If we could get the location of the libc library and the stack during runtime the exploit would be straightforward. I first tried to locate the stack - analysis in `gdb` showed that in the rooms from -25 to -29 there is an address pointing to memory mapped to the stack. By dereferencing this address we get:
When the binary is launched the linux kernel together with libc do some magic to set up the executable before calling main. For people intrested what happens before main is called I recommend reading [this article.](http://dbp-consulting.com/tutorials/debugging/linuxProgramStartup.html) During the initialization phase many functions are called and the resulting stack frames are not cleared uppon leaving. In conclusion I think that the obtained address is probably a saved `rbp` value leftover from the initialization of the binary - so we can locate the stack based on it. Analysis showed that the variable containing the current room number is located at offset `2120` from the leaked pointer.
After locating the stack and obtaining practically infinite `mate` we solve the maze and try to locate libc. After dumping variables from the stack I found the return address to libc. This address allowed me to use [libc_database](https://github.com/niklasb/libc-database) to determine the version of the libc running on the remote system.

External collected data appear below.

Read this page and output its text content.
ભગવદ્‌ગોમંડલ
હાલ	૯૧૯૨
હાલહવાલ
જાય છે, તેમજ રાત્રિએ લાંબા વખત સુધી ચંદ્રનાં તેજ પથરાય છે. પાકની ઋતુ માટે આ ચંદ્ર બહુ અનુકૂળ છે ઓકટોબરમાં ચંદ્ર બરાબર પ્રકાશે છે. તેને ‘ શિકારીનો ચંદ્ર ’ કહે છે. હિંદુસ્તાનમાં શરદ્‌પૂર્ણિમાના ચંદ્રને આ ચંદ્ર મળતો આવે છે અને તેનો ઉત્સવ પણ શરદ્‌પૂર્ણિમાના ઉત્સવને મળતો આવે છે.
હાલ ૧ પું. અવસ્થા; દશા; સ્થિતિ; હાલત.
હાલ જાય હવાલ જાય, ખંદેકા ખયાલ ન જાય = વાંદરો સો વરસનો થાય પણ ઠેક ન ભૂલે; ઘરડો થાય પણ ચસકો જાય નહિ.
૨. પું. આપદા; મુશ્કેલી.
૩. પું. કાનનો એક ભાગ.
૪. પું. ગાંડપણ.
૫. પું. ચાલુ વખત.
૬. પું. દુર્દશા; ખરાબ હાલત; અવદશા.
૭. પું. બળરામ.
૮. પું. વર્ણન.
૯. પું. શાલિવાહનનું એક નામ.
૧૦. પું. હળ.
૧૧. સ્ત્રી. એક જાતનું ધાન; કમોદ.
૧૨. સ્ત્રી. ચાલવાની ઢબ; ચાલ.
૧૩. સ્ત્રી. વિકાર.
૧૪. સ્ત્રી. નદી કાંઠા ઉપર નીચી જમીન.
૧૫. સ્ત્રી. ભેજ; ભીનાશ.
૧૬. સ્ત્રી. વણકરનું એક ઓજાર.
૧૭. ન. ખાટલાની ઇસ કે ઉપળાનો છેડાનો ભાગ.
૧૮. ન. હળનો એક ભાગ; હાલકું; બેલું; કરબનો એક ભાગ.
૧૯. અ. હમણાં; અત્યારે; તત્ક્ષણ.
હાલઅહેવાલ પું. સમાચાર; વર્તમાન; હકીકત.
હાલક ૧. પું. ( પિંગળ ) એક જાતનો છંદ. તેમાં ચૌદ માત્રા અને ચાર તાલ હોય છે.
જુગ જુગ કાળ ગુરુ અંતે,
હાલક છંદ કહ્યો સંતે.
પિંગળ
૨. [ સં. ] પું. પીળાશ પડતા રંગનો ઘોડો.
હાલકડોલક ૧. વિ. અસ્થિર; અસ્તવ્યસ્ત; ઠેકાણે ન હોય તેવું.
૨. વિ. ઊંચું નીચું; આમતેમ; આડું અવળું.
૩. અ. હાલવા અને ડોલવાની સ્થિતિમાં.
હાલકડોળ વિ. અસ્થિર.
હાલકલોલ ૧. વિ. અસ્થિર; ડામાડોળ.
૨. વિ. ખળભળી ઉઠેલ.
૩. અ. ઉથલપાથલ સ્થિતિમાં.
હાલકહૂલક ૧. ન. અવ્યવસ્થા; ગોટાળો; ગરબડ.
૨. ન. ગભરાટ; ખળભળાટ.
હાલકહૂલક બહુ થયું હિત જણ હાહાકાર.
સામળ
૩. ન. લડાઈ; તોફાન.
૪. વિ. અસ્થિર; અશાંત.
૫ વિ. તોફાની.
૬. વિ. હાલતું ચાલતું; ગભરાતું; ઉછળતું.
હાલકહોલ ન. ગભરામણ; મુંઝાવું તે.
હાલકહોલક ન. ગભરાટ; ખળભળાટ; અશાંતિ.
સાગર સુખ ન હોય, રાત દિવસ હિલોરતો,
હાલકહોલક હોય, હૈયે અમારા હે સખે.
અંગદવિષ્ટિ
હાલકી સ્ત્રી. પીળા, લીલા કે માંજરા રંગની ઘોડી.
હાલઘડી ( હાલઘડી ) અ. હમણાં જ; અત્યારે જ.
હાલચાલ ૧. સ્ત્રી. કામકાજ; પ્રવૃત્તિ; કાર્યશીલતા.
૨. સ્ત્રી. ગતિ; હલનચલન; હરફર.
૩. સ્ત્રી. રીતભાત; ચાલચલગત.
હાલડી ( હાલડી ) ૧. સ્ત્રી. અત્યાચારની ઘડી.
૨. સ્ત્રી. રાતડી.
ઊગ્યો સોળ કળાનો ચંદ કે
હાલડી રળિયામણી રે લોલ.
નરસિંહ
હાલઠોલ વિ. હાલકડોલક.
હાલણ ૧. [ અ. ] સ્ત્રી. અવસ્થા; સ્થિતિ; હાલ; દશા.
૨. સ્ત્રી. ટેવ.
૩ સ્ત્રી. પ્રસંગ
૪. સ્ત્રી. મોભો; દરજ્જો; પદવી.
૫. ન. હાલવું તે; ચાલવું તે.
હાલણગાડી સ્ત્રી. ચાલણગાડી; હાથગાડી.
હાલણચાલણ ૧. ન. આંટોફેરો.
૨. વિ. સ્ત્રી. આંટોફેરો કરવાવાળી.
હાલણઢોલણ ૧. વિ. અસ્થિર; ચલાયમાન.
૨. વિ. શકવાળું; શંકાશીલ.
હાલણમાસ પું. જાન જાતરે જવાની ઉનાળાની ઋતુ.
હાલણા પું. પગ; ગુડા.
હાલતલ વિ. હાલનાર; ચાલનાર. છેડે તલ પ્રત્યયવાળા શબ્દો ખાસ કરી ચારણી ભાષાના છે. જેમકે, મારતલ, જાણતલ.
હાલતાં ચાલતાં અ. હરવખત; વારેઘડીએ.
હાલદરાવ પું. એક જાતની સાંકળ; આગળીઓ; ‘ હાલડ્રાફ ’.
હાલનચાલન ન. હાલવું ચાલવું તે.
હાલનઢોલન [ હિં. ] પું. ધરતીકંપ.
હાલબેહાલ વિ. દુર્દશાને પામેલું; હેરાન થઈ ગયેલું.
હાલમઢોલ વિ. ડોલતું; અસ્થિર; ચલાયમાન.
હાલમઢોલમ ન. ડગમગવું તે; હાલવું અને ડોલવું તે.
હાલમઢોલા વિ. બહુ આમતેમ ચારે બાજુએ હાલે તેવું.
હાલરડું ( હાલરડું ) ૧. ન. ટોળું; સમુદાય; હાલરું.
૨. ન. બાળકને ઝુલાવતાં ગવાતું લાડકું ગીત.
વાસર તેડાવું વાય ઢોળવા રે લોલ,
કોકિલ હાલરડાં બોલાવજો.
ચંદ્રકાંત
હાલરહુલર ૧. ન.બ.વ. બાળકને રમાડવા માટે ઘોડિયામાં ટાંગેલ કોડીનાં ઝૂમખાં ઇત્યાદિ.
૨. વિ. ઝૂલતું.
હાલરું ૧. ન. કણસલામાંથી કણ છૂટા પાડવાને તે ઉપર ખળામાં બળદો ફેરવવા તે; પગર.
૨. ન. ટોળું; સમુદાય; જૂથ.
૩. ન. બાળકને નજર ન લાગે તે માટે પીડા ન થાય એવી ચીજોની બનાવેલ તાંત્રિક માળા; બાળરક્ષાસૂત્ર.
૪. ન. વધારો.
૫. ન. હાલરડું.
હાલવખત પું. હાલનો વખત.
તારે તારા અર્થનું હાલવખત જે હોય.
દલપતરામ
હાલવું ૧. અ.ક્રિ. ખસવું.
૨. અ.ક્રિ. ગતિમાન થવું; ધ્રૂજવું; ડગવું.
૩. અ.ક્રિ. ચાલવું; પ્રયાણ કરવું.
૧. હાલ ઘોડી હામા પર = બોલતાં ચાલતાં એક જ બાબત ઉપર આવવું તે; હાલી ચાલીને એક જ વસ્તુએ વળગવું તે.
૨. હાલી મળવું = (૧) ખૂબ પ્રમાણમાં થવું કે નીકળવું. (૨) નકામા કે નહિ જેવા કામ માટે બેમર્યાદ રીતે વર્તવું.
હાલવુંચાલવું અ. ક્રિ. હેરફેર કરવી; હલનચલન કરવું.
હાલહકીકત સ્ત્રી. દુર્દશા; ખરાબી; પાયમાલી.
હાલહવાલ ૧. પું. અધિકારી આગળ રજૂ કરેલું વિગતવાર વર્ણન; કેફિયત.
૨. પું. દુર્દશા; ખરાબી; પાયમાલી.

I obtained two candidates.
### The Exploit
The binary contains a `pop rdi; ret;` gadget:
We have enough information to start a shell. After obtaining the stack and libc location and practically infinite `mate` we overwrite the main return address with our payload:
1. `Address of pop rdi; ret; gadget`
2. `Address of "/bin/sh" on the stack`
3. `Address of system() function in libc`
4. `"/bin/sh"`
As we do not disturb the stack cookie - all we need to do after writing this payload to the stack is to exit the main loop. A simple `q` command is not enough as this command calls the exit() function. We need to win the game. Thanks to not checking whether the `mate` amount in a room overflows we simply issue a `drop` command in such a way that we got exactly 31337 of `mate` remaining. After going back to the room 1023 the rop chain is executed and we obtain a shell.
### Acknowledgments
I want to thank `Krzysztof Zając` for providing a review of the first version of this writeup.